Fukuda Masafumi, Oishi Makoto, Saito Akihiko, Takao Tetsuro, Fujii Yukihiko
Department of Neurosurgery, Brain Research Institute, University of Niigata, 1-757 Asahimachi-dori, Chuo-ku, Niigata 951-8585, Japan.
No Shinkei Geka. 2008 Apr;36(4):315-21.
To determine whether monitoring facial nerve motor evoked potentials (FNMEPs) elicited by transcranial electrical stimulation during skull base tumor surgery is useful for predicting facial nerve outcome.
We analyzed FNMEP findings in 31 patients with skull base tumor. Surgery was performed twice in 2 of the 31 patients because of tumor regrowth. FNMEP monitoring was conducted 33 times in the present study. Corkscrew electrodes positioned at C3 or C4 and Cz were used to deliver supramaximal stimuli (140-550V). FNMEPs were recorded from the orbicularis oculi and oris muscles. Correlation between the final-to-baseline FNMEP ratio and postoperative facial nerve function (House & Brackmann grade) was examined.
Valid FNMEPs were obtained in 26 of the 33 (78.8%) recordings from the orbicularis oculi muscle and in 31 of the 33 (93.9%) recordings from the orbicularis oris muscle.
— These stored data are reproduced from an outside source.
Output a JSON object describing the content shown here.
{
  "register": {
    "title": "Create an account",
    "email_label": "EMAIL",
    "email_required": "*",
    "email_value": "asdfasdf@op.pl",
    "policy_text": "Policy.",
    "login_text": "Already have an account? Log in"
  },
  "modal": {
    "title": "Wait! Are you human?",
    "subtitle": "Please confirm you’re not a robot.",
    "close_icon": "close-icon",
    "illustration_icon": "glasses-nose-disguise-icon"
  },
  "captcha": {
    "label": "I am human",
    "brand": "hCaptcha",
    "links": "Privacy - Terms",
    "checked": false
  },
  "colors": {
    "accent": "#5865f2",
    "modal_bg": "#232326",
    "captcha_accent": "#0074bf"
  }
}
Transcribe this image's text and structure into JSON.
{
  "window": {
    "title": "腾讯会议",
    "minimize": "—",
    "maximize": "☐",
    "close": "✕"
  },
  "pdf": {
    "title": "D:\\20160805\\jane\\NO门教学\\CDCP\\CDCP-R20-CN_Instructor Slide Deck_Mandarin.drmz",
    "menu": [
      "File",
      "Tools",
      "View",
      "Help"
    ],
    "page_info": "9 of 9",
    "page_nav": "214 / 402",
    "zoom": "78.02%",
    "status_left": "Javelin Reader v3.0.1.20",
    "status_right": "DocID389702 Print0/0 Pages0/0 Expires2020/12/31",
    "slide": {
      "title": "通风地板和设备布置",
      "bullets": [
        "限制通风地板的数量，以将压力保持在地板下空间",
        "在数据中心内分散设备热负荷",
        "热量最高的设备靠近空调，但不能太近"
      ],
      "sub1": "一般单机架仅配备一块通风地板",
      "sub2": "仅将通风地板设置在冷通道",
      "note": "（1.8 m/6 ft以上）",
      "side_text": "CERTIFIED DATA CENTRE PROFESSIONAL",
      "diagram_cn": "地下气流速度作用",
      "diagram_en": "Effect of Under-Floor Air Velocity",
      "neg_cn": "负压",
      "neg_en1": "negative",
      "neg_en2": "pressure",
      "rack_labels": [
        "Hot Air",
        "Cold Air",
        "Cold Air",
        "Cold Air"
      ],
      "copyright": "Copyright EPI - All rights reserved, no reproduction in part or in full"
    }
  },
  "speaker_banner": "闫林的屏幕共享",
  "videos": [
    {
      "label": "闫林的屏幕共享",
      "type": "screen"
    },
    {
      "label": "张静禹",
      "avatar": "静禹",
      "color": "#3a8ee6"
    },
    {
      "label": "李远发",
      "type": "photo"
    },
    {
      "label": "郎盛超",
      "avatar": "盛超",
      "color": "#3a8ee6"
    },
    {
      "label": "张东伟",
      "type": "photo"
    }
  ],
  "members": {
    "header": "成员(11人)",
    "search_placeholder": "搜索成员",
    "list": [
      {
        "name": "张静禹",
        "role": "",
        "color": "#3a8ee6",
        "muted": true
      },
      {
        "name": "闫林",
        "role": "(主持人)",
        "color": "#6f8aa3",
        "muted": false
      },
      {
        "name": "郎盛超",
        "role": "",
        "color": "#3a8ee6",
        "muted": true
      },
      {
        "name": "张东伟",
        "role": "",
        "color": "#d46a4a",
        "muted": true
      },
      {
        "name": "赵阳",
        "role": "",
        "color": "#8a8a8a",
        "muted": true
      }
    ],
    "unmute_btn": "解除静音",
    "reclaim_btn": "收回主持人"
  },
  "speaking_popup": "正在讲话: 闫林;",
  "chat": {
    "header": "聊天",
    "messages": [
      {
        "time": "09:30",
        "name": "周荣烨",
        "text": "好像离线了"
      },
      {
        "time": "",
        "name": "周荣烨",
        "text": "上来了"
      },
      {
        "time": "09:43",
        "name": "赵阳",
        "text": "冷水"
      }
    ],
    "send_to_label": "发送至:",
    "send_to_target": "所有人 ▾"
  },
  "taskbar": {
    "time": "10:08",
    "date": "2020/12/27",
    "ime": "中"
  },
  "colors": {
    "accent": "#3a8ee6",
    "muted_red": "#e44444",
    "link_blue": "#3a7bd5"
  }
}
Facial nerve function correlated significantly with the FNMEP ratios in the orbicularis oculi (r = -0.52 N=26, p < 0.01) and orbicularis oris (r = -0.60, N=31, p < 0.001) muscles. An FNMEP ratio of -50% consistently predicted immediate postoperative facial palsy, although the degree of palsy differed among the patients.
Intraoperative FNMEP monitoring is useful for predicting facial nerve function after skull base surgery.
确定在颅底肿瘤手术期间监测经颅电刺激诱发的面神经运动诱发电位(FNMEPs)是否有助于预测面神经预后。
我们分析了31例颅底肿瘤患者的FNMEP结果。31例患者中有2例因肿瘤复发接受了两次手术。本研究共进行了33次FNMEP监测。使用置于C3或C4以及Cz位置的螺旋电极给予超强刺激(140 - 550V)。从眼轮匝肌和口轮匝肌记录FNMEPs。检查最终与基线FNMEP比值与术后面神经功能(House & Brackmann分级)之间的相关性。
在33次眼轮匝肌记录中,有26次(78.8%)获得了有效的FNMEPs,在33次口轮匝肌记录中,有31次(93.9%)获得了有效的FNMEPs。面神经功能与眼轮匝肌(r = -0.52,N = 26,p < 0.01)和口轮匝肌(r = -0.60,N = 31,p < 0.001)的FNMEP比值显著相关。尽管患者之间面瘫程度不同,但FNMEP比值为 -50%始终可预测术后即刻面瘫。
术中FNMEP监测有助于预测颅底手术后的面神经功能。